No one with their senses in place should ever think that they are completely secure. Being paranoid about such things will always help to be alert and proactive to safeguard the enterprise’s digital assets. However, why would a hacker want to break their head over the fortified systems of a large enterprise unless there is a motive and intention to challenge the organisation itself? If data is the only motive, then such entities would probably try to find out as to which MSME / smaller entities these large enterprises will engage in to get their mundane jobs done. Mostly, this is offloaded for the economic viability of the services offered by large enterprises and to beat the competition by using this outsourcing model to reduce the cost of services offered. Hence, it becomes easier to target such small MSME entities and obtain the data that is being processed in their system and which belongs to large enterprises.
The information security weaknesses left in such MSME systems could be easily exploited and further, the weakness in keeping the necessary logs and trails, makes it difficult to trace back to who did this act with malicious intent. We have already seen above that customer requirements are only a matter of compliance for MSME due to a lack of resources and skills. Information security implementation in spirit is necessary if it has to be aligned with the kind of information security considerations their customers or principles have put in. Only after that will the data be equally secured throughout the supply chain of such large enterprises. MSME / small entities will have to play their role carefully and thoughtfully when it comes to handling the information offloaded to them for processing by large enterprises.
The problems of cybersecurity and other information players. Do you think these problems can be addressed by the security industry players?
Two to three years back, some statistical data was brought up saying that annual spending on information security by small entities and mid-sized entities, in our country, ranges between Rs. 40,000 to Rs. 1.25 lakhs.
With such a kind of annual spending, no one can even get a properly skilled person to look after your security for a year. What about the other costs like solutions and technologies required to secure the digital assets? The information security budget needs to be revisited by every MSME and necessary consideration needs to be given, assuming that this is necessary for the long-term survival of their business.

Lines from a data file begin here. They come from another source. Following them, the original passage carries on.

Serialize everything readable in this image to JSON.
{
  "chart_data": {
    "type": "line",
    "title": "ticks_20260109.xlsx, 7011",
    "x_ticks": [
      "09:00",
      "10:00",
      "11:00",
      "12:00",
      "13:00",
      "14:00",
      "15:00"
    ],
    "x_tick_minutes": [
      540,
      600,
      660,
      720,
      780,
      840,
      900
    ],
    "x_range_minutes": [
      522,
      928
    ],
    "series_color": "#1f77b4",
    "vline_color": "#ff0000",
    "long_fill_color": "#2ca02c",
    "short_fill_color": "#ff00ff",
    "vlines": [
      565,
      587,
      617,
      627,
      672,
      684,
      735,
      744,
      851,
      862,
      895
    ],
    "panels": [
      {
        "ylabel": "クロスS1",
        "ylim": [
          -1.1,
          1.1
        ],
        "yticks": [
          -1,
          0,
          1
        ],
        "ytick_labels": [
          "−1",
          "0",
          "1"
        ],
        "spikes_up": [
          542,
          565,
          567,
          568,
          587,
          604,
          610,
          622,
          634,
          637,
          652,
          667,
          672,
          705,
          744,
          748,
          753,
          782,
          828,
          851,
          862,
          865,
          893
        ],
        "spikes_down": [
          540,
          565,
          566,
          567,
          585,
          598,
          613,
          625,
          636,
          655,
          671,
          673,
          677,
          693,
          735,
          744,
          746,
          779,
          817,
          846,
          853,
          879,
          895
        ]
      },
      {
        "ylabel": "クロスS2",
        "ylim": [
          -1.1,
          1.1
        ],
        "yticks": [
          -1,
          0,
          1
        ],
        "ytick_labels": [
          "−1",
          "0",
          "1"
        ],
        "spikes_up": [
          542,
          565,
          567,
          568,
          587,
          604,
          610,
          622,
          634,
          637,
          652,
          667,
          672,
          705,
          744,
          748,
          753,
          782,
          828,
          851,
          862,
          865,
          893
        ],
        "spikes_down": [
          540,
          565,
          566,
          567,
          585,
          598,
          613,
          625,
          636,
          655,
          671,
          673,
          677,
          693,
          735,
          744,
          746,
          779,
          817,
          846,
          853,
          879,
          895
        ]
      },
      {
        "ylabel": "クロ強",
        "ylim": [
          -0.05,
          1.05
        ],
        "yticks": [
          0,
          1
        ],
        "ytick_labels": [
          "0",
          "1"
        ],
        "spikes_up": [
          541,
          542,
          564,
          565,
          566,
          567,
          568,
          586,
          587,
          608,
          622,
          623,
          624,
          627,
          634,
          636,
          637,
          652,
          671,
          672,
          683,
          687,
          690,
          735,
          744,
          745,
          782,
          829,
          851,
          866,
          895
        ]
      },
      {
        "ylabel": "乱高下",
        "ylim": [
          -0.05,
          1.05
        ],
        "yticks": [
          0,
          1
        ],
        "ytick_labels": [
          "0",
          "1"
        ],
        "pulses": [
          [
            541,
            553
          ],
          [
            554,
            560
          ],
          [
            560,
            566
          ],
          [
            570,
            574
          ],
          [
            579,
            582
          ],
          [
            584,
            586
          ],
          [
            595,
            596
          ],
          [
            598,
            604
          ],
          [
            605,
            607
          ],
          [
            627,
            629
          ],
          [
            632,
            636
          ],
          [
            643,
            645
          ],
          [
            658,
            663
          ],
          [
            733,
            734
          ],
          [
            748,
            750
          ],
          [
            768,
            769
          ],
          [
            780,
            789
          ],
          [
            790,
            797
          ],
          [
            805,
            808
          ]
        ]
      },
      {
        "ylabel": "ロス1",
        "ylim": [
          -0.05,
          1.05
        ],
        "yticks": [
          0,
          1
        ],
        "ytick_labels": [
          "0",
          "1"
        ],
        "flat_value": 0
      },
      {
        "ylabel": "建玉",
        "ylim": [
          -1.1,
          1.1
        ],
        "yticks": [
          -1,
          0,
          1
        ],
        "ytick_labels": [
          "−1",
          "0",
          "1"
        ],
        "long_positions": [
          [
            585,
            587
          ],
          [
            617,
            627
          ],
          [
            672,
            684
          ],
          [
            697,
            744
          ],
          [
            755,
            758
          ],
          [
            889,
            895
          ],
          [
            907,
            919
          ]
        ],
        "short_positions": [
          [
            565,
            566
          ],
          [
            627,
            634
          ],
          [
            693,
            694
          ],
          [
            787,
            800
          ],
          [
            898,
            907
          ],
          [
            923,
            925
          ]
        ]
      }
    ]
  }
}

It is to be remembered that large enterprises are the target and, most of the time, it is their name and reputation which get tarnished. They could play a bigger role in the Cyber Security posture of their supply chain entities. If large enterprises consider a certain amount of their Cyber Security spent on strengthening the MSME and other smaller entities in their supply chain, over a period they could easily claim that wherever their data moves, it is secured.
Similarly, the way reputed lawyers take pro-bono cases to help the economically deprived or doctors/health care organisations make certain provisions to medically aid the economically weaker section, if the well-to-do information security consultants, information security technology OEMs, Established security practitioners, and security service providers support the MSME in building a good cyber / information Security at a reasonable cost, it will change the complete landscape of the Security Posture, across the industry.
The long-term impact of the MSME segment does not fully wake up to the need for good security practices.
The long-term impact is that the larger entities will continue to be at risk. Over a period, larger entities would find it very difficult to cope with this problem through their outsourcing model, and considering the reputation at stake, they may take certain drastic steps. These kinds of steps taken by larger enterprises could bring the entire business of MSME at stake.